Designed by Paul Murray
Twenty-nine page rulebook, disk, four lines of errata
Ships may be saved

This is a standard game of starship-to-starship combat, complete with phasers, photons, ECM, shields, and various other chrome. The difference between this game and some others comes before combat: You design your own ships. Construction rules are somewhat more complex than the combat rules, but with a little patience and a lot of practice you'll be turning out a winning combination every time you sit down.

But then you'll find out that no winner is sure-fire. A ship's main strengths are speed, offense, and defense, and you simply can't boost one without sacrificing one or both of the others.

The ship construction program itself is very user-friendly. Single key strokes are used wherever possible, eliminating the need to use the return key excessively. The ship designer must pay attention to shield strength, weapons capabilities, engine size, and (unlike most other such games) breathing space for the crew. One thing which is stressed in the instruction manual is that a happy crew is an efficient crew; the more room they have, the better overall performance of your ship.
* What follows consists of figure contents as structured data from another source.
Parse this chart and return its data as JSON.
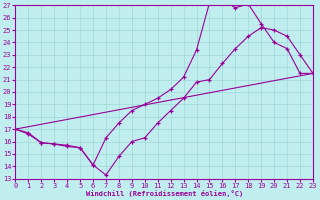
{
  "bg_color": "#c0eeee",
  "grid_color": "#a0d8d8",
  "line_color": "#990099",
  "xlabel": "Windchill (Refroidissement éolien,°C)",
  "xlim": [
    0,
    23
  ],
  "ylim": [
    13,
    27
  ],
  "ytick_vals": [
    13,
    14,
    15,
    16,
    17,
    18,
    19,
    20,
    21,
    22,
    23,
    24,
    25,
    26,
    27
  ],
  "xtick_vals": [
    0,
    1,
    2,
    3,
    4,
    5,
    6,
    7,
    8,
    9,
    10,
    11,
    12,
    13,
    14,
    15,
    16,
    17,
    18,
    19,
    20,
    21,
    22,
    23
  ],
  "curve1_x": [
    0,
    1,
    2,
    3,
    4,
    5,
    6,
    7,
    8,
    9,
    10,
    11,
    12,
    13,
    14,
    15,
    16,
    17,
    18,
    19,
    20,
    21,
    22,
    23
  ],
  "curve1_y": [
    17.0,
    16.7,
    15.9,
    15.8,
    15.6,
    15.5,
    14.1,
    13.3,
    14.8,
    16.0,
    16.3,
    17.5,
    18.5,
    19.5,
    20.8,
    21.0,
    22.3,
    23.5,
    24.5,
    25.2,
    25.0,
    24.5,
    23.0,
    21.5
  ],
  "curve2_x": [
    0,
    1,
    2,
    3,
    4,
    5,
    6,
    7,
    8,
    9,
    10,
    11,
    12,
    13,
    14,
    15,
    16,
    17,
    18,
    19,
    20,
    21,
    22,
    23
  ],
  "curve2_y": [
    17.0,
    16.6,
    15.9,
    15.8,
    15.7,
    15.5,
    14.1,
    16.3,
    17.5,
    18.5,
    19.0,
    19.5,
    20.2,
    21.2,
    23.4,
    27.2,
    27.4,
    26.8,
    27.1,
    25.5,
    24.0,
    23.5,
    21.5,
    21.5
  ],
  "line3_x": [
    0,
    23
  ],
  "line3_y": [
    17.0,
    21.5
  ]
}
Entering the actual combat portion of the program, you will find commands which allow you to allocate energy to the various ship systems in order to maneuver, fire weapons, reenergize shields, put up ECM screens, utilize ECCM, and launch guided weapons such as fighters and seekers. After entering your commands, you sit back and watch the action play out, centering on the ship of your choice at the scale of your choice. The animation is very passable and is much better than the standard "disappear, move X up and Y left, reappear," which is the norm for this type of game.

The ship building is the main point of the game for me. The battlefield is simply a test bench that tells you what you need to improve your design. Although winning a battle requires skill as well as a good ship, I have seen enough of this type of game, minus the construction routines, to be more interested in the actual ship design than the rest of the program.